The beauty of jazz is that there's always a great musician you've never heard of lurking in the e-bins of online jazz stores. One of these fabulous phantoms was trumpeter Dick Collins, whose horn had a pert, lyrical sound that wasn't too hot or too cool. During the 1950s, Collins recorded as a sideman with various San Francisco artists and with Woody Herman and Les Brown up until 1962, when he presumably disappeared into the studio orchestras of the West Coast. Unfortunately, Collins recorded just two albums as a leader. His first, Horn of Plenty (1954), is drop-dead great.
Born in Seattle, Collins' first recording was for Fantasy in 1946 with the Dave Brubeck Octet. In 1948, the year of the second musicians' strike, Collins was in Paris recording for Swing Records with a group called the Be Bop Minstrels, featuring Kenny Clarke on drums. Additional Swing dates in Paris included one with the Kenny Clarke Orchestra and another with French alto saxophonist Hubert Fol.
In 1950 Collins recorded again with Brubeck's octet, which by then included alto saxophonist Paul Desmond. West Coast recordings with Charlie Barnet (1951) and alto saxophonist Charlie Mariano (1953) followed before Collins signed on with Woody Herman in early 1954.
Herman's band members often broke off in sections to record sessions, which occurred in January 1954 when Nat Pierce assembled a date for Fantasy that included Collins. Later that month, Collins began recording extensively with Herman, including a 1954 tour with the band to Paris, where he recorded on a breakout septet album, The Herdsmen Play Paris.

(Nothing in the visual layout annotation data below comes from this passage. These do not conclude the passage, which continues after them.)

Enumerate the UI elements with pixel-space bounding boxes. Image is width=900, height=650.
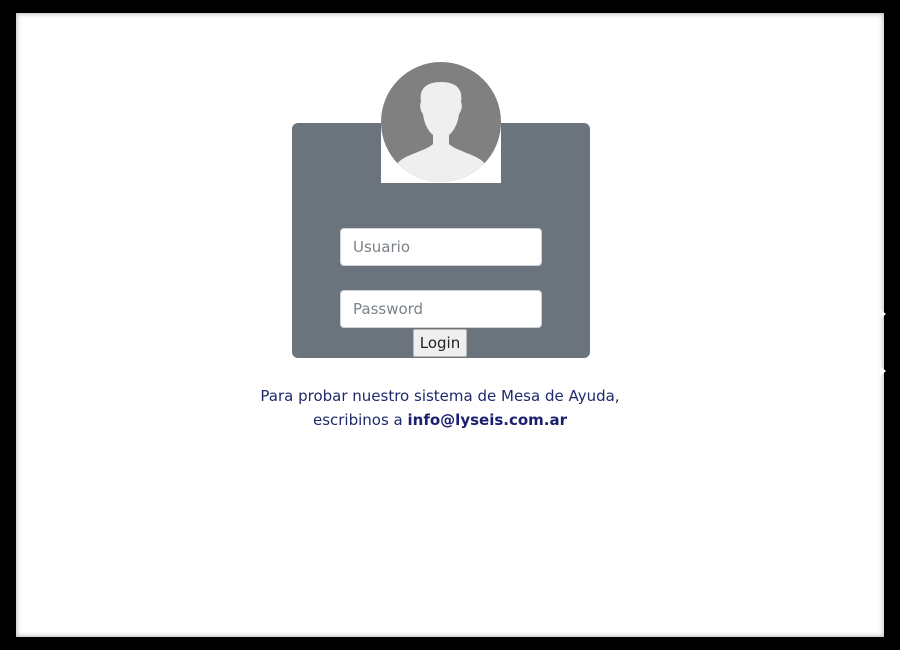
password-input[interactable] (340, 290, 542, 328)
edge-notch (880, 366, 886, 376)
help-line-2-prefix: escribinos a (312, 411, 403, 429)
username-input[interactable] (340, 228, 542, 266)
login-button[interactable]: Login (413, 329, 467, 357)
help-line-2: escribinos a info@lyseis.com.ar (220, 408, 660, 432)
help-line-1: Para probar nuestro sistema de Mesa de A… (260, 387, 620, 405)
user-avatar-icon (381, 62, 501, 183)
window-frame: Login Para probar nuestro sistema de Mes… (0, 0, 900, 650)
edge-notch (880, 309, 886, 319)
contact-email-link[interactable]: info@lyseis.com.ar (408, 411, 568, 429)
help-message: Para probar nuestro sistema de Mesa de A… (220, 384, 660, 432)
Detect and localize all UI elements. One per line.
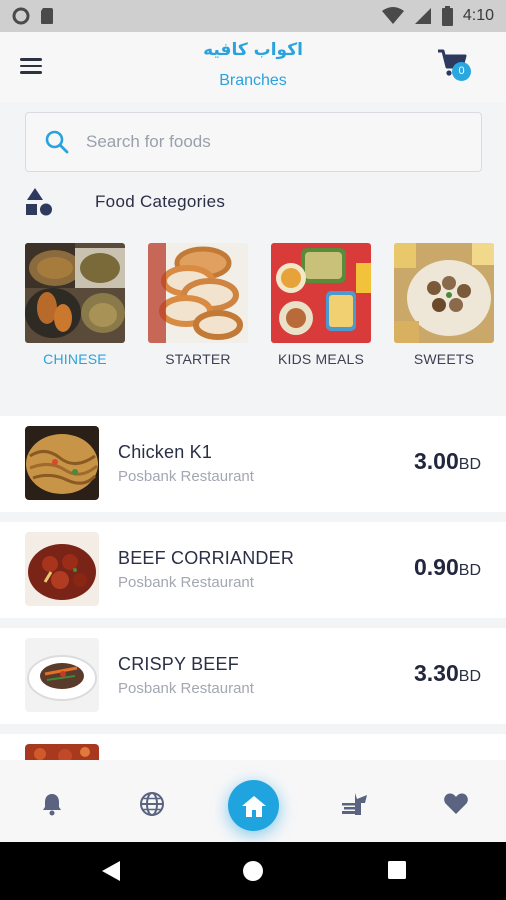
food-item[interactable]: BEEF CORRIANDER Posbank Restaurant 0.90B… xyxy=(0,522,506,618)
status-bar: 4:10 xyxy=(0,0,506,32)
food-item[interactable]: Chicken K1 Posbank Restaurant 3.00BD xyxy=(0,416,506,512)
shapes-icon xyxy=(26,188,52,216)
price-value: 3.30 xyxy=(414,660,459,686)
food-price: 3.00BD xyxy=(414,448,481,475)
categories-title: Food Categories xyxy=(95,192,226,211)
brand-title: اكواب كافيه xyxy=(203,40,303,60)
category-starter[interactable]: STARTER xyxy=(148,243,248,367)
category-chinese[interactable]: CHINESE xyxy=(25,243,125,367)
cart-count-badge: 0 xyxy=(452,62,471,81)
category-kids-meals[interactable]: KIDS MEALS xyxy=(271,243,371,367)
restaurant-icon xyxy=(342,793,367,815)
category-label: SWEETS xyxy=(413,351,475,367)
food-image xyxy=(25,426,99,500)
search-icon xyxy=(45,130,69,154)
nav-home[interactable] xyxy=(228,780,279,831)
category-image xyxy=(148,243,248,343)
food-name: Chicken K1 xyxy=(118,442,213,462)
food-name: BEEF CORRIANDER xyxy=(118,548,295,568)
globe-icon xyxy=(140,792,164,816)
home-circle-icon[interactable] xyxy=(242,860,264,882)
cell-signal-icon xyxy=(414,8,431,24)
category-sweets[interactable]: SWEETS xyxy=(394,243,494,367)
food-restaurant: Posbank Restaurant xyxy=(118,680,254,697)
branches-link[interactable]: Branches xyxy=(0,72,506,90)
category-label: STARTER xyxy=(165,351,231,367)
price-currency: BD xyxy=(458,456,481,473)
search-input[interactable] xyxy=(86,132,446,152)
price-currency: BD xyxy=(458,562,481,579)
battery-icon xyxy=(441,6,453,26)
food-image xyxy=(25,532,99,606)
sd-card-icon xyxy=(41,8,53,24)
nav-favorites[interactable] xyxy=(442,790,470,818)
notification-circle-icon xyxy=(12,7,30,25)
back-icon[interactable] xyxy=(100,860,122,882)
category-image xyxy=(25,243,125,343)
food-restaurant: Posbank Restaurant xyxy=(118,574,254,591)
search-bar[interactable] xyxy=(25,112,482,172)
status-time: 4:10 xyxy=(462,7,494,24)
food-price: 3.30BD xyxy=(414,660,481,687)
nav-notifications[interactable] xyxy=(38,790,66,818)
category-list: CHINESE STARTER KIDS MEALS SWEETS xyxy=(0,243,506,373)
price-value: 3.00 xyxy=(414,448,459,474)
cart-button[interactable]: 0 xyxy=(436,48,476,88)
category-label: KIDS MEALS xyxy=(277,351,365,367)
bottom-navigation xyxy=(0,760,506,842)
food-restaurant: Posbank Restaurant xyxy=(118,468,254,485)
food-price: 0.90BD xyxy=(414,554,481,581)
category-label: CHINESE xyxy=(43,351,107,367)
price-value: 0.90 xyxy=(414,554,459,580)
categories-header: Food Categories xyxy=(25,186,225,218)
app-bar: اكواب كافيه Branches 0 xyxy=(0,32,506,102)
home-icon xyxy=(241,795,266,817)
recents-icon[interactable] xyxy=(387,860,407,880)
nav-orders[interactable] xyxy=(341,790,369,818)
food-image xyxy=(25,638,99,712)
heart-icon xyxy=(444,793,468,814)
wifi-icon xyxy=(381,7,404,24)
price-currency: BD xyxy=(458,668,481,685)
food-item[interactable]: CRISPY BEEF Posbank Restaurant 3.30BD xyxy=(0,628,506,724)
bell-icon xyxy=(43,794,61,816)
category-image xyxy=(271,243,371,343)
food-name: CRISPY BEEF xyxy=(118,654,239,674)
category-image xyxy=(394,243,494,343)
system-navigation-bar xyxy=(0,842,506,900)
nav-language[interactable] xyxy=(138,790,166,818)
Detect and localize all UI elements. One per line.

Following a New York session with Herman on May 21, 1954, Collins and seven other members of the Herman band spent the next two days recording Horn of Plenty for RCA. The group included Collins (trumpet), Med Flory (alto sax); Al Cohn [pictured], Dick Hafer and Bill Perkins (tenor saxes); Jack Nimitz (baritone sax); Nat Pierce (piano); Red Kelly (bass), and Chuck Flores (drums).
Nat Pierce arranged half of the album's 12 songs, with the other half penned by Cohn. Pierce and Cohn also contributed one original each. Since this is 1954, the blowing is all out, and the reed section is as sweet as can be. You put Med on top, Nimitz on the bottom with Cohn, Perkins and Hafer in the middle, and you have an incredible collective sound.
As for Collins, this album is pure bliss. Collins delivered a soft round sound on held notes and could run triplets with humility. Even on the high notes, Collins bent notes ever so slightly to ease the edge, making the instrument sound like a cornet. If I were forced to pick two tracks that are out of this world, they would be the opener, I'd Know You Anywhere (arranged by Pierce), and Why Was I Born (arranged by Cohn). You can't believe how swinging the writing is on the latter tune, and the reeds have that Early Autumn sound throughout.
Curious about Collins, I gave Med Flory a call yesterday:
"Wow, I haven't heard that album in years. Dick's nickname was Bix. Not because he could play like Beiderbecke but because he was a country boy who could play jazz. He didn't do anything outrageous. He just played great. He was the real McCoy. And a nice guy. No one ever said anything bad about Dick. His sound had a real pretty punch." [Photo of Med Flory by Mark Sheldon]
JazzWax tracks: Dick Collins' Horn of Plenty (RCA) is available as a Spanish BMG import here. I don't know Collins' whereabouts today nor did Med. His last known recording was a live date in 1978. This is one of my favorite discoveries of the year. The second album Collins recorded as a leader was King Richard, the Swing Hearted (RCA, 1954). I have not heard it yet but will soon. It's available here.